El 18 de enero de 1845 fue expedido el decreto Núm. 27, que crea las “comisiones militares para juzgar a los conspiradores”, cuyas atribuciones les permitían conocer delitos considerados privativos o exclusivos de su jurisdicción, que listados por el artículo 5 del referido decreto, pese a la confusa redacción, no tenían límites.

En efecto, inicialmente se justifica la creación de semejantes Comisiones para conocer casos de espionaje, comunicación escrita con el enemigo, cartas sediciosas y, en general, propaganda de carácter sedicioso. La validez de tales medidas puede encontrar justificación en el estado de guerra prevaleciente, en la debilidad institucional de la naciente República para lidiar con semejantes hechos.

Pronto se advierte el verdadero y terrible carácter de estas disposiciones. Se incluyeron hechos propios de la competencia de estas Comisiones Militares (en el artículo 5 del citado Decreto) “toda conversación que tenga tendencia a inspirar la idea de que se restablecerá la esclavitud…, todo escándalo hecho a la moral pública, todos los que se hagan para turbar los actos religiosos…, toda conspiración, infidelidad, todo ataque injurioso de palabra o por escrito contra los actos del gobierno o empleados públicos en el ejercicio de sus funciones”.

Asimismo, el art. 8 del referido Decreto disponía que de estas imputaciones y sus consecuencias no quedaba nadie exento, ni por el sexo, ni por el fuero, ni “casa ni persona privilegiada” que no estuviera sujeta a las Comisiones Militares, que además de los referidos podían conocer y proceder con “todos los actos que sean necesarios para aclarar los delitos y castigar a sus autores y cómplices”.

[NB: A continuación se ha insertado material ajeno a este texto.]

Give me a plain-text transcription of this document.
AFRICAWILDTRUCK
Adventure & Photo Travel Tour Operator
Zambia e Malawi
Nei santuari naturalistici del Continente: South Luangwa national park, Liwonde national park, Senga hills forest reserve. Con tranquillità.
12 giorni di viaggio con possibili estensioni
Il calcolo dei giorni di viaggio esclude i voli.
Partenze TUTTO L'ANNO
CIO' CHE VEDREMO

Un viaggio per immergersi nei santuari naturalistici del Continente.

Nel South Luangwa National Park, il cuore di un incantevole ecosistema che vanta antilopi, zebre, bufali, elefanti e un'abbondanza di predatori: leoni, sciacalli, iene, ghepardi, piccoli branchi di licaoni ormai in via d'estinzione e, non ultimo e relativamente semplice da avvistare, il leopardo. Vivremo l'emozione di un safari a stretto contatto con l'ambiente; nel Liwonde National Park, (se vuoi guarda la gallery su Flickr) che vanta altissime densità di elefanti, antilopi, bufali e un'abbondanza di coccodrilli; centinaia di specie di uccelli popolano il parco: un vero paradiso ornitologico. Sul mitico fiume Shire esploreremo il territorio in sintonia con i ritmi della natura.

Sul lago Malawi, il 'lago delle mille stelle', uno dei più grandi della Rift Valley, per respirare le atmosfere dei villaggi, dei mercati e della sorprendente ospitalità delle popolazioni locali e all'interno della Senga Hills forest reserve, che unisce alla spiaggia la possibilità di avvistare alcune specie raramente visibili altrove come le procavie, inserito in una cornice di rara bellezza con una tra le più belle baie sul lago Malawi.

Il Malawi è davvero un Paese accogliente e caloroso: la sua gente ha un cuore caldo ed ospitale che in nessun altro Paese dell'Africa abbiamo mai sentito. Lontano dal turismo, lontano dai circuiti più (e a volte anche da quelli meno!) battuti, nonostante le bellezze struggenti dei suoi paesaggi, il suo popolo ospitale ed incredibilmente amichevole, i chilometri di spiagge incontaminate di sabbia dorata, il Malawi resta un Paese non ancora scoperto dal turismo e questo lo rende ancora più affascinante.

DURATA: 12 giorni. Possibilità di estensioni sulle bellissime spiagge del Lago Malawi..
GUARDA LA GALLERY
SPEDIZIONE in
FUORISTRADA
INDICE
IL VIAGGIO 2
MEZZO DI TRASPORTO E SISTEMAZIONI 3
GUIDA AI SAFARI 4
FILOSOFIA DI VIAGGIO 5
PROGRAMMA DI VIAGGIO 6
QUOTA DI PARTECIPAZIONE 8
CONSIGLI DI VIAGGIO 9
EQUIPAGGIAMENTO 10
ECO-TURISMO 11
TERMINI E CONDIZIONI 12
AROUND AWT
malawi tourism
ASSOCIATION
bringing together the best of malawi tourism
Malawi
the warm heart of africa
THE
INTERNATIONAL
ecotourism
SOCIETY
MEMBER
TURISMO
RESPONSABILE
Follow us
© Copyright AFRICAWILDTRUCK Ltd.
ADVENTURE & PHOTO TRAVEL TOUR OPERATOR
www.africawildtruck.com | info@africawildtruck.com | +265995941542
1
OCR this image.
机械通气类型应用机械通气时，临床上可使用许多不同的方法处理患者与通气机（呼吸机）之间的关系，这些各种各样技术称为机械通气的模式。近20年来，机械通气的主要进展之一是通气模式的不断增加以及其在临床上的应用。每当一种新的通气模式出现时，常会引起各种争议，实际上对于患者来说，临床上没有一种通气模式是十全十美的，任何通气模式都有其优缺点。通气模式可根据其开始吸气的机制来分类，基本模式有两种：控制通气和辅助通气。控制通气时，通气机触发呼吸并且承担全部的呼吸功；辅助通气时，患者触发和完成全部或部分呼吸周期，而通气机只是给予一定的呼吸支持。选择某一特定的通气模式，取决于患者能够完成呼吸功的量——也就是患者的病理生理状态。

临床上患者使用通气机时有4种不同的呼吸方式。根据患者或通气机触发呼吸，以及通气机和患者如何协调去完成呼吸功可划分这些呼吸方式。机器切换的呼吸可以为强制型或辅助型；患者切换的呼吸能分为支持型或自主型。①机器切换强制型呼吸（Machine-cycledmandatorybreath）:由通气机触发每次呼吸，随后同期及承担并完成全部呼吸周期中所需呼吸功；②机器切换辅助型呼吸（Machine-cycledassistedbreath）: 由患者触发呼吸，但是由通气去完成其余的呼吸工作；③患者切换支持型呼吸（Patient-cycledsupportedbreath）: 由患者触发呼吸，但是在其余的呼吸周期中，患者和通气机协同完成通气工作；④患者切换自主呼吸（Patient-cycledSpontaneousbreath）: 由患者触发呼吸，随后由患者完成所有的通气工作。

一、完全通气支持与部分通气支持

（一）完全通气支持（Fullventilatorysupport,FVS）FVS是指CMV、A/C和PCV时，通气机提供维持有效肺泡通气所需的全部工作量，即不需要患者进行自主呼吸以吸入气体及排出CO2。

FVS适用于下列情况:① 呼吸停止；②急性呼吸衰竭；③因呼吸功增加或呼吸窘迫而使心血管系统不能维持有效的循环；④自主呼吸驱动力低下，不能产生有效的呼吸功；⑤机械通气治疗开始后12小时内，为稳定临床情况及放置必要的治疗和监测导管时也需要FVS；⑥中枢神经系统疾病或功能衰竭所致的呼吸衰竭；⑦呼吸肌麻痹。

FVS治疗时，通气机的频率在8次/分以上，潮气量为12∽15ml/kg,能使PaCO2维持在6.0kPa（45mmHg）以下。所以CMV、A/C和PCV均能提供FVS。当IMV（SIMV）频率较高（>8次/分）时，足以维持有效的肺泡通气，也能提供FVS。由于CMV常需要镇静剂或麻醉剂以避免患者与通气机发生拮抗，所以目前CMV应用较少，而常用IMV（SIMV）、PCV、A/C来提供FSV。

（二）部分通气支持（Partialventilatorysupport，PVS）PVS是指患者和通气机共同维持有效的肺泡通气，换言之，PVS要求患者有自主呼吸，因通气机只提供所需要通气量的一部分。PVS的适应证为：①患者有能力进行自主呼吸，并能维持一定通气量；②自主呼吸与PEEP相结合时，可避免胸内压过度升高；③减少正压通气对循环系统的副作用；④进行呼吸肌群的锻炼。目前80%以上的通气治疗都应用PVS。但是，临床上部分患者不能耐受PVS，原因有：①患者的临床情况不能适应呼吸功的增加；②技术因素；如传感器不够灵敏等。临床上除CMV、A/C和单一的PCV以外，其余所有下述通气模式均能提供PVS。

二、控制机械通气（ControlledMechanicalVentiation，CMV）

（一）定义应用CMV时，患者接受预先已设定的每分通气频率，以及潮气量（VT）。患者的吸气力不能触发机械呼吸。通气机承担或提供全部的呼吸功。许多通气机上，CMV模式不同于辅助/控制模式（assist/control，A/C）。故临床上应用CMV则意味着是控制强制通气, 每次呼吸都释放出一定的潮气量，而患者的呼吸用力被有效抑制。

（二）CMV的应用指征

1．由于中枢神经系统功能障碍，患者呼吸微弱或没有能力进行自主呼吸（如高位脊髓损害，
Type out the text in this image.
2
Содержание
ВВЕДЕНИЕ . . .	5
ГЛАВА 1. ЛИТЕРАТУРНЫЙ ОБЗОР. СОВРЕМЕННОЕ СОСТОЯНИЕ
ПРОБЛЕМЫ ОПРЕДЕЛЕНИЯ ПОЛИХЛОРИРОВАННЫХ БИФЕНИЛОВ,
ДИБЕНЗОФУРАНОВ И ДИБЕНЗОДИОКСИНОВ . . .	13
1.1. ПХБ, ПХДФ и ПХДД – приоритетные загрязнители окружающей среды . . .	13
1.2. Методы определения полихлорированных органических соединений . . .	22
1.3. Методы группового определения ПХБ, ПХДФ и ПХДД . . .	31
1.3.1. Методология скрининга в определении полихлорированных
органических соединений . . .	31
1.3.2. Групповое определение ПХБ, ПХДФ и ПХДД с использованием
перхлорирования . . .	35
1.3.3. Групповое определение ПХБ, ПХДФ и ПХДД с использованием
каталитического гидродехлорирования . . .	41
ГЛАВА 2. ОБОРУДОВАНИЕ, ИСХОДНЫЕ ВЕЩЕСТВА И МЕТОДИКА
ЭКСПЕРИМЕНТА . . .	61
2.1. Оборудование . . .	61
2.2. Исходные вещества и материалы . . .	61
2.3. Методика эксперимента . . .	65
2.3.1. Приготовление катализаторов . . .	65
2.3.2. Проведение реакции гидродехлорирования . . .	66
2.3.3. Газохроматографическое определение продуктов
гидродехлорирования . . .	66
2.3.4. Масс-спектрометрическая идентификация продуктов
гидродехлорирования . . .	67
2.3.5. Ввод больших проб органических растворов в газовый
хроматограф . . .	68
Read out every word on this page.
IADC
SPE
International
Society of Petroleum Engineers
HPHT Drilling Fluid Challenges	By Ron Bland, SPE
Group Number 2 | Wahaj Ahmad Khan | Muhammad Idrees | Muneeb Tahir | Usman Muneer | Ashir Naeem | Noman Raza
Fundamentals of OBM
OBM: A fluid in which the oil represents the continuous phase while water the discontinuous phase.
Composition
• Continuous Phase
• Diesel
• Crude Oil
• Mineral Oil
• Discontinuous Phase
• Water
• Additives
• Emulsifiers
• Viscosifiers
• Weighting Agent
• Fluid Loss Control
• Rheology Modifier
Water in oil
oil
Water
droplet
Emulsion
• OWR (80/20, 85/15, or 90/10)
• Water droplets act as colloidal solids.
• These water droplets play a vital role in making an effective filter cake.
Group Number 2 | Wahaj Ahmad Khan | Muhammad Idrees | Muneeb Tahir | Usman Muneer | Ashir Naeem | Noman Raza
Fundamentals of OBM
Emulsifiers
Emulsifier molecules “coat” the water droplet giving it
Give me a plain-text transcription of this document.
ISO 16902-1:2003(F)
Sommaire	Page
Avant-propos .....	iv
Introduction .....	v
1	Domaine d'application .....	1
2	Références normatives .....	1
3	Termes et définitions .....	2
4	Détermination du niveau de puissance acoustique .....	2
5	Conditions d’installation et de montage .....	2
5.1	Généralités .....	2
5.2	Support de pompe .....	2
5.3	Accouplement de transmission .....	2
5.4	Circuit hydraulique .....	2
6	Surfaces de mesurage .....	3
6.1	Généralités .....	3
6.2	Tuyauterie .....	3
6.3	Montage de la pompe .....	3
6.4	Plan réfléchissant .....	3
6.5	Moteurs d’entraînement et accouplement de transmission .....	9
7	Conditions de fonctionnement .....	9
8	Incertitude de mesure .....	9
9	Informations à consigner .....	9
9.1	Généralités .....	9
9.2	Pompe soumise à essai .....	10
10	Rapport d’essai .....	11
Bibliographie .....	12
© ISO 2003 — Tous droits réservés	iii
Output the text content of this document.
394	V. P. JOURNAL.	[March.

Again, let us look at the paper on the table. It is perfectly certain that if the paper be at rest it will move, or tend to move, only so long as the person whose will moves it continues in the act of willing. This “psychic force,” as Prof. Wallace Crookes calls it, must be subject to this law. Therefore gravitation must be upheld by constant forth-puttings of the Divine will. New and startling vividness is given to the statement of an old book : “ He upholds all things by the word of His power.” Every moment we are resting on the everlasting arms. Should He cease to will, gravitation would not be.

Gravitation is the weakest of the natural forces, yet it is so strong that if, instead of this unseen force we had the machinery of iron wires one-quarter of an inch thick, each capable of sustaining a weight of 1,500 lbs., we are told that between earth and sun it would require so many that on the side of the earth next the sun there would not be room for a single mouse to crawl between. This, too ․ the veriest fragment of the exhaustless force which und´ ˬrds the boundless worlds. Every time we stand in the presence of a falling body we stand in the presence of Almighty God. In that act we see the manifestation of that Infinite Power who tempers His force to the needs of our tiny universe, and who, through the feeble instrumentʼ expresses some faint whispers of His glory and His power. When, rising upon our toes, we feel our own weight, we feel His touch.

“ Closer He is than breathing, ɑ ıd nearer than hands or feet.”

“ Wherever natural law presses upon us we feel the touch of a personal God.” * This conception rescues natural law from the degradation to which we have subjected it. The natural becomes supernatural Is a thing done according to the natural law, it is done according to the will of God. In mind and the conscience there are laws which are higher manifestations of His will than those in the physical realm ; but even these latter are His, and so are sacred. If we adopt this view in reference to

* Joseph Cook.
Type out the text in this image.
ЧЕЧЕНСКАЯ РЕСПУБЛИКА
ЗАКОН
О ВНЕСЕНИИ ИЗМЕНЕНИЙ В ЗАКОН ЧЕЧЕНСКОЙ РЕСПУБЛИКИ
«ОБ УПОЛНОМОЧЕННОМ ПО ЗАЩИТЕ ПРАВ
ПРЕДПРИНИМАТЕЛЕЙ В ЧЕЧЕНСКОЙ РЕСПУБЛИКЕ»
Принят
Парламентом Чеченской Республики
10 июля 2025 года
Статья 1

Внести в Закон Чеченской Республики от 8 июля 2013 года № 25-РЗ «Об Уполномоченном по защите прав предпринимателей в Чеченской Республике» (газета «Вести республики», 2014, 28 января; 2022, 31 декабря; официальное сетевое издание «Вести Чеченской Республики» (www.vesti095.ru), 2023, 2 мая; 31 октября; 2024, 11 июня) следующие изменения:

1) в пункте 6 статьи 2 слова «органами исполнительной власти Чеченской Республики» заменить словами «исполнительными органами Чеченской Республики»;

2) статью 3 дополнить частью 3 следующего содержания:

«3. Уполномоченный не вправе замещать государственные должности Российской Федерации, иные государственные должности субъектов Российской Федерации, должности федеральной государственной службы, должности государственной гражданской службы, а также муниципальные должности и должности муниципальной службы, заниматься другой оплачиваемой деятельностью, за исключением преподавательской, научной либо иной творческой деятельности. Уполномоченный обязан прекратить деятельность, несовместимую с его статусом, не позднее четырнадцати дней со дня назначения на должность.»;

El procedimiento penal (en aquellos años, procedimiento criminal) se estructuró con pasmosa sencillez: la prueba era “a verdad sabida y fe guardada”, sistema basado en la ausencia de procedimientos probatorios de cualquier tipo, en los que el juzgador quedaba convencido de la verdad procesal de manera directa, por convencimiento íntimo, sin formalismos ni exigencias: bastaba la presentación de denuncia para proceder al juicio y ella era suficiente para que el juez retuviera la responsabilidad penal.

La pena dictaminada por estas Comisiones era de muerte y sin posibilidad de recurso, usualmente por fusilamiento y ejecutada “en el acto” (art. 7, Decreto 27 de 1845).

Solo dos meses y pocos días antes de la promulgación de esta terrible disposición, que llevó al asesinato legalizado de héroes y patriotas, en la ciudad de San Cristóbal fue proclamada la Constitución de 1844, cuyo artículo 121 disponía: “Ningún dominicano podrá ser juzgado en causas civiles ni criminales, por comisión alguna, sino por el Tribunal competente determinado con anterioridad por la ley, sin que en caso alguno puedan abreviarse ni alterarse las formas de los juicios”.

Es constante que esta norma constitucional provee el contenido jurídico preciso del debido proceso como de los principios de juez natural y legalidad, ya considerados desde el art. 19 de esta misma Carta que, sin dobleces, estableció el derecho a no ser encarcelado “ni sentenciado sino por el juez o tribunal competente en virtud de leyes anteriores al delito y en la forma en que ellas prescriban”.

Como el ordinal décimo catorce del art. 94.14 de esta Constitución concedía al Congreso Nacional “conmutar la pena capital en virtud de apelación a su gracia” … entonces esta norma también quedó sin efecto, dado el carácter irrecurrible de las decisiones de las Comisiones Militares.

La redacción de los artículos 19, 94.14 y 121 de la Constitución de 1844, entre otros, debieron dar lugar, por su sola evolución jurídica, a la consagración jurisdiccional del debido proceso, el derecho a la prueba, la tutela judicial y otros derechos de similar textura constitucional, cuya consagración y aplicación efectiva sin duda hubieran dado lugar a una cultura de respeto y aplicación de la ley en el entonces llamado procedimiento criminal.

En su lugar, la clase política reinante en 1845 se decantó por aniquilar la institucionalidad, por pisotear cualquier atisbo del debido proceso penal y por mantener la ignominia de haberse consagrado un orden constitucional avanzadísimo para dejarlo sin efecto por decreto.